How will machine learning change science?

SUMMER SERIES: HOW SCIENCE WORKS - For millennia scientists have manually combed through data in a bid to find meaningful patterns to solve complex problems. Now, many researchers believe that Machine Learning will fundamentally change the way science is done.

Machine learning has burst onto the scene in the past two decades and will be a defining technology of the future. It is transforming large sectors of society, including healthcare, education, transport, and food and industrial production, as well as having an enormous impact on science and research.

A subset of artificial intelligence, machine learning is a process that helps computers to learn without direct instruction, and from experience. It does this by using algorithms to identify patterns within data, which are then used to create models that can make predictions. And data is the key. Machine learning, and the spiralling availability of vast amounts of data, promises to revolutionize the production of knowledge. Indeed, today’s exponential and virtuous cycle of growth in deep learning, among other technologies, has been compared to the Cambrian Explosion of half a billion years ago when life on Earth experienced a short period of very rapid diversification.

Professor James Larus, Dean of EPFL’s School of Computer and Communications Sciences (IC), agrees that machine learning and AI will have a profound impact on how we live and we have yet to see anywhere near its full potential.

"To me, machine learning is a very powerful tool that is still very much in its infancy and it is still somewhat of a ’dark art’. We teach classes in machine learning, the underlying math behind it and are able to give students examples as to how it has been applied in the past, but we can’t give them principles because we literally don’t even know why it works as well as it does."

EPFL’s Lenka Zdeborovį is working on this fundamental question.

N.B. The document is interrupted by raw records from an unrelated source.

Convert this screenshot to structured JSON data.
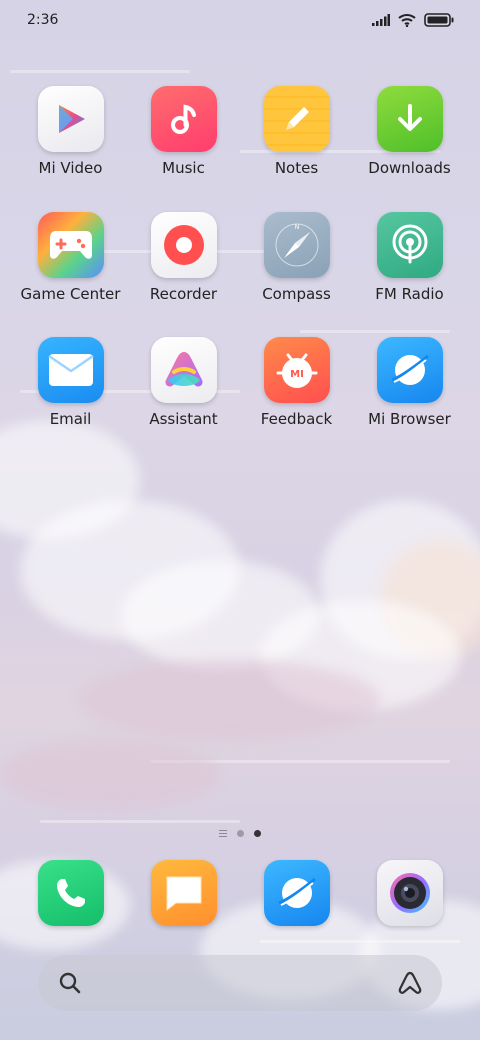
{
  "status_bar": {
    "time": "2:36"
  },
  "apps": [
    {
      "label": "Mi Video",
      "icon": "play-icon"
    },
    {
      "label": "Music",
      "icon": "music-note-icon"
    },
    {
      "label": "Notes",
      "icon": "pencil-icon"
    },
    {
      "label": "Downloads",
      "icon": "download-arrow-icon"
    },
    {
      "label": "Game Center",
      "icon": "gamepad-icon"
    },
    {
      "label": "Recorder",
      "icon": "record-icon"
    },
    {
      "label": "Compass",
      "icon": "compass-icon"
    },
    {
      "label": "FM Radio",
      "icon": "radio-icon"
    },
    {
      "label": "Email",
      "icon": "envelope-icon"
    },
    {
      "label": "Assistant",
      "icon": "assistant-icon"
    },
    {
      "label": "Feedback",
      "icon": "feedback-mi-icon"
    },
    {
      "label": "Mi Browser",
      "icon": "browser-planet-icon"
    }
  ],
  "feedback_badge": "MI",
  "dock": [
    {
      "icon": "phone-icon"
    },
    {
      "icon": "messages-icon"
    },
    {
      "icon": "browser-planet-icon"
    },
    {
      "icon": "camera-icon"
    }
  ],
  "search": {
    "left_icon": "search-icon",
    "right_icon": "assistant-icon"
  },
  "page_indicator": {
    "pages": 2,
    "current": 2
  }
}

Associate Professor of Physics, Computer Science and Communication Systems in the Statistical Physics of Computation Laboratory - part of the School of Basic Sciences (BS) and IC - she is passionate about advancing the theory of what is computable and what’s possible with machine learning and artificial intelligence.

"In sciences we want to understand the objects we study better, the objective is not fixed. We need to come up with the objective so that the machine learning system is useful in the scientific endeavor and look at the role that machine learning is playing in changing the very scientific method. It’s a fascinating field that has emerged as machine learning has become very successful in the past decade."

With colleagues from physics, chemistry, engineering and life sciences, Zdeborovį has just launched a new doctoral course lecture series on scientific machine learning that will explore the latest work being undertaken at EPFL and globally.

Another EPFL initiative - the Machine Learning 4 Science project component of the Machine Learning course of IC Professors Martin Jaggi and Nicolas Flammarion - is building cross campus collaborations, matching science projects from laboratories across all disciplines with students who will bring their machine learning expertise to new fields. Between 2018 and 2020 more than 600 students participated in projects proposed by 77 labs across EPFL, and even outside institutions including CERN.

"It’s the largest masters level course on campus and students across all disciplines want to learn this tool as they know it will be useful to their future careers. They can go to any lab on campus and do a hands-on project, collaboratively in an interdisciplinary way. It’s a real win-win and I think it’s fair to say that both sides feel that they benefit from the structure," says Jaggi. 

One of the projects in the last round originating from Cathrin Brisken’s lab in the School of Life Sciences (SV) related to a machine learning algorithm to distinguish mouse cells from human ones , particularly useful for cancer research. Oncologists typically study tumors by grafting human cells onto mice, but then the problem is telling the two kinds of cells apart. That usually involves several rounds of fluorescence staining and analyzing many tissue samples before finding the human cells. However, IC student, Quentin Juppet’s program simplifies all that by automating the cell-classification process. It is so promising that he turned it into a master’s thesis with the results recently published in the Journal of Mammary Gland Biology and Neoplasia. 

Another, also originating in the School of Life Sciences, involved using machine learning to categorize mutant phenotypes from images of zebrafish embryos. Professor Andrew Oates is Dean of the School and head of the Timing, Oscillations, Pattern Laboratory. "My lab has participated twice and each time we have engaged with a really special group of students who have shown initiative and creativity in addressing a real scientific problem in the lab using machine learning. As far as I know this project is a first in the field of embryology with implications for the more efficient use of zebrafish as a system to model human genetic disorders. We would not have attempted this work if we didn’t have the chance to join up with the Machine Learning 4 Science program," he says.

Other work looked at an incredibly diverse set of research questions: predicting stroke severity using pacman game data ; the automatic detection of available area for rooftop solar panel installations ; avalanche forecasting ; music beyond major and minor ; and, improving freshwater quality measurements.

For James Larus the future is here and it will only get more amazing, "Currently, machine learning is based on a model developed in the 1940s of how the brain works, and it wasn’t even accurate at the time. Now we are exploring brain inspired machine learning, guided by the latest neuroscience, to develop more sophisticated and effective models and to build next generation artificial intelligence systems. So, I’m really hopeful that there will be a long period of progress in machine learning and a huge expansion in successful applications. It will change science forever."